CKA-Guided Modular Quantization: Beyond Bit-Width to Algorithmic Diversity
Jinhao Zhang, Yunquan Zhang, Daning Chen
TL;DR
The paper tackles the inefficiency of uniform post-training quantization by introducing a CKA-guided modular quantization framework that selects different PTQ algorithms for each transformer layer. It leverages Linear Centered Kernel Alignment to measure how well each per-layer quantized variant preserves the full-precision representation, then uses a greedy layer-wise strategy to assemble a heterogeneously quantized model without retraining. The approach demonstrates superior perplexity and downstream task performance across LLaMA and Qwen models compared with uniform PTQ and fixed mixed-precision baselines, while incurring only modest offline calibration costs and no online latency increase. This work highlights the importance of algorithmic diversity, rather than solely bit-width heterogeneity, for efficient and accurate LLM quantization in a training-free, plug-and-play manner.
Abstract
Current mainstream post-training quantization methods for large language models typically apply a uniform quantization strategy across all network layers, overlooking the substantial differences in algorithmic suitability among layers.
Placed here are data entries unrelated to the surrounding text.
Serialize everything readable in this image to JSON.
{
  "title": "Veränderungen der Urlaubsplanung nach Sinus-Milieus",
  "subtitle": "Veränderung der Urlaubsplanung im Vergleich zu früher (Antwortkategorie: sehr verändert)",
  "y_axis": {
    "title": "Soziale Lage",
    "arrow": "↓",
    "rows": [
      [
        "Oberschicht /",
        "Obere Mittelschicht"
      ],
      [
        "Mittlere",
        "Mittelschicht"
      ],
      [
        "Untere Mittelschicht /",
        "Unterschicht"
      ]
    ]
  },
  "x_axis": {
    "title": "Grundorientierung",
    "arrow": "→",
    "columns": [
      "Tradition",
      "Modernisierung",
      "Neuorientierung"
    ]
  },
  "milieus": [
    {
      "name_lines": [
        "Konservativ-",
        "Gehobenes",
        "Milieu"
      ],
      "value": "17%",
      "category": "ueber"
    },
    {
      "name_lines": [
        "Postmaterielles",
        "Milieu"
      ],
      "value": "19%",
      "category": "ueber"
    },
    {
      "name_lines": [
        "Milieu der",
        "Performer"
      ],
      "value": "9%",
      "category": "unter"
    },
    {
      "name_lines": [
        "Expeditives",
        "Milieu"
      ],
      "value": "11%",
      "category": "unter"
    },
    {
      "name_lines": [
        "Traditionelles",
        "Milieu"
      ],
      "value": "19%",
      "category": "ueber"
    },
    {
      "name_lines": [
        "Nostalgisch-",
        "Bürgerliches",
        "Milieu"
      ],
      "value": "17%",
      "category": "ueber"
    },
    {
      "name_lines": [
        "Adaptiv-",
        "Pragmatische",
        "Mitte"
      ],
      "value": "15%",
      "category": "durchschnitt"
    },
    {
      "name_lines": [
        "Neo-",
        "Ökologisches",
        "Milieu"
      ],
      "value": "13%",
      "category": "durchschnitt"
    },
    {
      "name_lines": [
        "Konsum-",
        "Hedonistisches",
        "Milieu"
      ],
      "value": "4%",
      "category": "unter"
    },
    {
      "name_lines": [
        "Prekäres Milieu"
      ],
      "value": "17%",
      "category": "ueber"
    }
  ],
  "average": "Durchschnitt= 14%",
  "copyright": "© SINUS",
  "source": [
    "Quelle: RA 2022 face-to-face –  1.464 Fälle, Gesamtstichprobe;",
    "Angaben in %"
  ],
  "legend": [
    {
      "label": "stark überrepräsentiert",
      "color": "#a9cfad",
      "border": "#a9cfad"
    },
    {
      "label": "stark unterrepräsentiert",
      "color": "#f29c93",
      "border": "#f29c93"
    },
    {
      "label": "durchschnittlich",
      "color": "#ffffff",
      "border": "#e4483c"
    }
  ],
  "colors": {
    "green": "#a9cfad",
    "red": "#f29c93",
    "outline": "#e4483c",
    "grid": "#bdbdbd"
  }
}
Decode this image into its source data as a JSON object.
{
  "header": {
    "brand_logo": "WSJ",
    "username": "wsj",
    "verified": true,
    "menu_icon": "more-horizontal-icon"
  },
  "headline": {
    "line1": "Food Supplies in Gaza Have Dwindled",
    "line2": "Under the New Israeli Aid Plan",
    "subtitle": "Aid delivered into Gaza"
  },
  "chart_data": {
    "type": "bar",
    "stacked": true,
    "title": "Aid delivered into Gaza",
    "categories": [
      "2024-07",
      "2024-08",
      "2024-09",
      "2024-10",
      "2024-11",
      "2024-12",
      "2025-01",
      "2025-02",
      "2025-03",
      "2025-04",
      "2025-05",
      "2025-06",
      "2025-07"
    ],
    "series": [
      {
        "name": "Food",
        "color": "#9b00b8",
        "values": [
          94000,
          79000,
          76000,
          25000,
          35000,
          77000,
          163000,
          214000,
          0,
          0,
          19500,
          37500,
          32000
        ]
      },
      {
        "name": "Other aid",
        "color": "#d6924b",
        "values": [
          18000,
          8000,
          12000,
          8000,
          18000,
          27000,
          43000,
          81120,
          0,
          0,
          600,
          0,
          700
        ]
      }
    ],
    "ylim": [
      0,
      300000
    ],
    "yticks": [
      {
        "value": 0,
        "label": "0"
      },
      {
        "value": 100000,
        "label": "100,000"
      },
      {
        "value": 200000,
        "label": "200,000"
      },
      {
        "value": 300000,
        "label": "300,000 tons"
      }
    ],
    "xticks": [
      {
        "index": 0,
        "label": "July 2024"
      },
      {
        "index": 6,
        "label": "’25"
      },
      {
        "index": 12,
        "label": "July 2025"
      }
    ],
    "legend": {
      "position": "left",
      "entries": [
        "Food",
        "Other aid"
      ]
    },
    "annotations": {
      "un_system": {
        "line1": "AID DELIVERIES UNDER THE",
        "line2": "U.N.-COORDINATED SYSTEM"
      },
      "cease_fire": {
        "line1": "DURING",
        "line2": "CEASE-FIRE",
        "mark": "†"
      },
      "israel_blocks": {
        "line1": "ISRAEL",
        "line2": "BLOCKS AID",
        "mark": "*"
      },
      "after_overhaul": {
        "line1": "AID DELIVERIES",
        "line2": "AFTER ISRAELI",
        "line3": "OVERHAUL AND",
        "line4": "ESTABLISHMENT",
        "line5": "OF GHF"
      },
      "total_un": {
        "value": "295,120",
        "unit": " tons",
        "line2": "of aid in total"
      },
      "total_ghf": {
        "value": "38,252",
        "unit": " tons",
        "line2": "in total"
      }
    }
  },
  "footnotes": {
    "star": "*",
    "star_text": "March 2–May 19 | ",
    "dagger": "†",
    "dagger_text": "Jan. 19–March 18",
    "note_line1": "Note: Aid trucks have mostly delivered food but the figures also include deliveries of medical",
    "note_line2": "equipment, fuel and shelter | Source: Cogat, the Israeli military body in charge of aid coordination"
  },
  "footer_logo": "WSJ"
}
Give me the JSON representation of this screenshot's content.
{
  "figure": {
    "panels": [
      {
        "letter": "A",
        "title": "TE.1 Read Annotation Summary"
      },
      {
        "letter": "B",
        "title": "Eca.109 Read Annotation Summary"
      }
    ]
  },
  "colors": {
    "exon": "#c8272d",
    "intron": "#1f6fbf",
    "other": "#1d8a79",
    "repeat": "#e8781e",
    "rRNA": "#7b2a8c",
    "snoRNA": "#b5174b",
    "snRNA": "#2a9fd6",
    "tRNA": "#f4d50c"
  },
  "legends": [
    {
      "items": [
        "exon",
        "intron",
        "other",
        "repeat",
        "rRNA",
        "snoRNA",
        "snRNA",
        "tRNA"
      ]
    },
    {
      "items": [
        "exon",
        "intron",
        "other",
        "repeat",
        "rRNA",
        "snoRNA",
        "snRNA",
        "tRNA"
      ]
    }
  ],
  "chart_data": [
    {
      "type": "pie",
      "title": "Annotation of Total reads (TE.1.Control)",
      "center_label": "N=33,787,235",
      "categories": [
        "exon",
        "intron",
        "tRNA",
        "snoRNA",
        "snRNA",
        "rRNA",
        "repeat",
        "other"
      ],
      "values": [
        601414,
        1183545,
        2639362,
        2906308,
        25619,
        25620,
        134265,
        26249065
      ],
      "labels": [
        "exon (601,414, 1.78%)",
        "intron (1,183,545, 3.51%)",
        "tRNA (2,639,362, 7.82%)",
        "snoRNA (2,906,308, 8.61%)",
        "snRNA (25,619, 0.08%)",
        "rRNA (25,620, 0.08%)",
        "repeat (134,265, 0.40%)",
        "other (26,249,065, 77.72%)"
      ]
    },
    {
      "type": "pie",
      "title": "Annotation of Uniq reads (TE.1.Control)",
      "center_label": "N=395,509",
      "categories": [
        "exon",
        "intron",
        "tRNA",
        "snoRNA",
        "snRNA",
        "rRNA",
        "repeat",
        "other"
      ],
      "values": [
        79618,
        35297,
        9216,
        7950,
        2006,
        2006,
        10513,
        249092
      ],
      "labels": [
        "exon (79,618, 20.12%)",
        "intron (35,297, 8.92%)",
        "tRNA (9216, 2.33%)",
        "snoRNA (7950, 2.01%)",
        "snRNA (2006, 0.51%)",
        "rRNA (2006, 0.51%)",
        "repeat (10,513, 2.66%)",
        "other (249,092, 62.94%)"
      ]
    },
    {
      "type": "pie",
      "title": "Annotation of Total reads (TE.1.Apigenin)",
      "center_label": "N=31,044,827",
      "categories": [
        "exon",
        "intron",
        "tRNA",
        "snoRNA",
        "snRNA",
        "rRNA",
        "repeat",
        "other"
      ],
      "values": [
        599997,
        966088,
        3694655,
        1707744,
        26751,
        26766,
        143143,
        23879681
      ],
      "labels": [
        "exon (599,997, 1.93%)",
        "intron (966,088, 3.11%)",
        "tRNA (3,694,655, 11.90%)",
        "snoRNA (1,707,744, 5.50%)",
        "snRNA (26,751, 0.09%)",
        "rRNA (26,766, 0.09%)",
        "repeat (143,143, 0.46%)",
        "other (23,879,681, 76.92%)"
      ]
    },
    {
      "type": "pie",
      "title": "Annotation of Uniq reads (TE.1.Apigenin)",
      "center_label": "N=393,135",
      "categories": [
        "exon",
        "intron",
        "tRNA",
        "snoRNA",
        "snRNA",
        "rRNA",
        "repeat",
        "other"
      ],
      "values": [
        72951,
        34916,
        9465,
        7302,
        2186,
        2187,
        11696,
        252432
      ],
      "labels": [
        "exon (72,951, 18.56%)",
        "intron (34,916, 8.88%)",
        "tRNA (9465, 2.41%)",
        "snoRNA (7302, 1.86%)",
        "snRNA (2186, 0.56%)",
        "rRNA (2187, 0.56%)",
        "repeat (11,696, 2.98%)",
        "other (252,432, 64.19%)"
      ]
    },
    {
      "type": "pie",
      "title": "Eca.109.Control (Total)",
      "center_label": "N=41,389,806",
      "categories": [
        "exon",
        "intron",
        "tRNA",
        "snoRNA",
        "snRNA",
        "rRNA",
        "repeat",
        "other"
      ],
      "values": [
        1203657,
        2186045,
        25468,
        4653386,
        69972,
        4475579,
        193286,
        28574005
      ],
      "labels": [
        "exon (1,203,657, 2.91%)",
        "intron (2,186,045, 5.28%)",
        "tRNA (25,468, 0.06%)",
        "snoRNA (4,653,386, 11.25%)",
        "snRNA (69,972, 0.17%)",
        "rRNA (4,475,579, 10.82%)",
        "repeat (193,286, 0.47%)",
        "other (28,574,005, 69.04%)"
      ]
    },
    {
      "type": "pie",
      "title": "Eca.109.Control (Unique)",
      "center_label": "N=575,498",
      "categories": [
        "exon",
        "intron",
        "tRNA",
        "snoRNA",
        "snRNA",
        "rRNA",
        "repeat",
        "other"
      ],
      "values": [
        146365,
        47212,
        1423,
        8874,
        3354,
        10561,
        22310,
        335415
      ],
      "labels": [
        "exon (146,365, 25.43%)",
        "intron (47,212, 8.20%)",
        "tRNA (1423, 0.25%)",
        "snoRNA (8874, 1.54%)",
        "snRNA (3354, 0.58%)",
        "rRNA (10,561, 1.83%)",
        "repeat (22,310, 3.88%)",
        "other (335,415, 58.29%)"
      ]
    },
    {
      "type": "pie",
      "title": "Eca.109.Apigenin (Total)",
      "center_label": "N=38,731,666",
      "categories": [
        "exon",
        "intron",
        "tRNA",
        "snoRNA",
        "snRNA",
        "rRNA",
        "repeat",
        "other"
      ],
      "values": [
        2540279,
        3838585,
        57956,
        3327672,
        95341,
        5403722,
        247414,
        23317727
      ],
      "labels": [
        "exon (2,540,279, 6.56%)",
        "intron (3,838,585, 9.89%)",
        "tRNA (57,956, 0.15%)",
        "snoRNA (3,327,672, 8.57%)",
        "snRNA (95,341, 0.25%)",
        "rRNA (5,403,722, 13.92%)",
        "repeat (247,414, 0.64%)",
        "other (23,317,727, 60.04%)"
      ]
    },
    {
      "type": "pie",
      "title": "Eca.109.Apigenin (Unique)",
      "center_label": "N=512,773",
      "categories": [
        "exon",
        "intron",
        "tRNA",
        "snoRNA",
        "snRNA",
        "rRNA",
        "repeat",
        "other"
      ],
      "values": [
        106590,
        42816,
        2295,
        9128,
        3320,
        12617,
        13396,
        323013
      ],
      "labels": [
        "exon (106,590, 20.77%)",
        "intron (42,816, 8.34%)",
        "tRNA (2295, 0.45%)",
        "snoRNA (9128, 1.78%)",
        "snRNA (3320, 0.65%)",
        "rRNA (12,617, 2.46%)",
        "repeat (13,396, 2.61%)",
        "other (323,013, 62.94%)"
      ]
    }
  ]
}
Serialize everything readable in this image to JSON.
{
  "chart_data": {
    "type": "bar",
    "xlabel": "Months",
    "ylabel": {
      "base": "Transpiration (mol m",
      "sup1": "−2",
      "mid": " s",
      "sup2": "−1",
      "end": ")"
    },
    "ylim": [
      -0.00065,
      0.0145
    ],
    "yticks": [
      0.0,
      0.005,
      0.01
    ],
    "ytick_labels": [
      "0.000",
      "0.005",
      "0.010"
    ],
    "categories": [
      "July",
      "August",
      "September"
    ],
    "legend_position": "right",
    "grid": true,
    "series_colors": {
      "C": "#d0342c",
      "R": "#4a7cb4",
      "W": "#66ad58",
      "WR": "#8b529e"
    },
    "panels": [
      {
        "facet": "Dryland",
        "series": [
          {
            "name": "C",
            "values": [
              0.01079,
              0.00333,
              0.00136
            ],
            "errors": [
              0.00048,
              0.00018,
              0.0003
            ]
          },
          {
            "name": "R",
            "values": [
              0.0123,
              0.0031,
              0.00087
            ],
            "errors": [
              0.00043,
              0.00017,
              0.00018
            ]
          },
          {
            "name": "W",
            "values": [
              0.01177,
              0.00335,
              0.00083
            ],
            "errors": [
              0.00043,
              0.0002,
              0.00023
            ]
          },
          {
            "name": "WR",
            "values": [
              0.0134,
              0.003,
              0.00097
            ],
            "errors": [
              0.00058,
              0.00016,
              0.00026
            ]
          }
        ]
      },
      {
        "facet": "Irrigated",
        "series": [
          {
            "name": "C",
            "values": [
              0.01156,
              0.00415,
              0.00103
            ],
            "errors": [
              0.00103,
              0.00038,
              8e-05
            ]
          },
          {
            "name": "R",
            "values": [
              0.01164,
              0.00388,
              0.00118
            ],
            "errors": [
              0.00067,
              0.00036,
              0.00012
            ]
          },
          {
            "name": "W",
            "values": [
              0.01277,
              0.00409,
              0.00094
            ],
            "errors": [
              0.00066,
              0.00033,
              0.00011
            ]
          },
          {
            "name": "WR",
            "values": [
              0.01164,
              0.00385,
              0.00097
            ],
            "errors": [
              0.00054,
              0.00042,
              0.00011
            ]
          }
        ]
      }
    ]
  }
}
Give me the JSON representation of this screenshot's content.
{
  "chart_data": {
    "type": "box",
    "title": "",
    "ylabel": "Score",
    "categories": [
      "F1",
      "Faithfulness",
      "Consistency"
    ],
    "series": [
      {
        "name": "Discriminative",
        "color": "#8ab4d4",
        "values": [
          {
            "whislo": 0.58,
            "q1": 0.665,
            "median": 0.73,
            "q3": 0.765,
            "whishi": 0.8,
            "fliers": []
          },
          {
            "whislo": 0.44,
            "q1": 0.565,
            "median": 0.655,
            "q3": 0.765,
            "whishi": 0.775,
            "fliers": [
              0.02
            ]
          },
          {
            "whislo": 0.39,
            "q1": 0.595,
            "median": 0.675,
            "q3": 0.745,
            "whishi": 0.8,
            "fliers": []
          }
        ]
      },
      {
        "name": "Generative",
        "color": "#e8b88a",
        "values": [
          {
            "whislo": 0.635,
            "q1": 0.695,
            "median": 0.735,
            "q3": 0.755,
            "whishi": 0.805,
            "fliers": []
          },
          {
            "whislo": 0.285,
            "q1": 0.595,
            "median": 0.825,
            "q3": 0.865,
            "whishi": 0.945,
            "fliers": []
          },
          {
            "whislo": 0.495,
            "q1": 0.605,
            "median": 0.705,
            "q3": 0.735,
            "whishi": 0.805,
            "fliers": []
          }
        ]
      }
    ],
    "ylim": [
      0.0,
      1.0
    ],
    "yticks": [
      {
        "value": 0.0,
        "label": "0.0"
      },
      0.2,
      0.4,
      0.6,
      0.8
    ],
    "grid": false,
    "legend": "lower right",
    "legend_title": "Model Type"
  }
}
To address this limitation, we propose CKA Guided Modular Quantization, a fine-tuning-free, plug-and-play framework for algorithmic heterogeneous quantization. Our method independently evaluates multiple PTQ algorithms on each layer and employs Linear Centered Kernel Alignment (CKA) as a metric to automatically select the optimal quantization strategy per layer. The individually optimized strategies are then integrated to construct a hybrid quantized model. Experiments demonstrate that our approach consistently outperforms both uniform quantization baselines and state-of-the-art mixed-precision methods across mainstream LLMs including LLaMA and Qwen ,in terms of perplexity (PPL) and downstream task performance.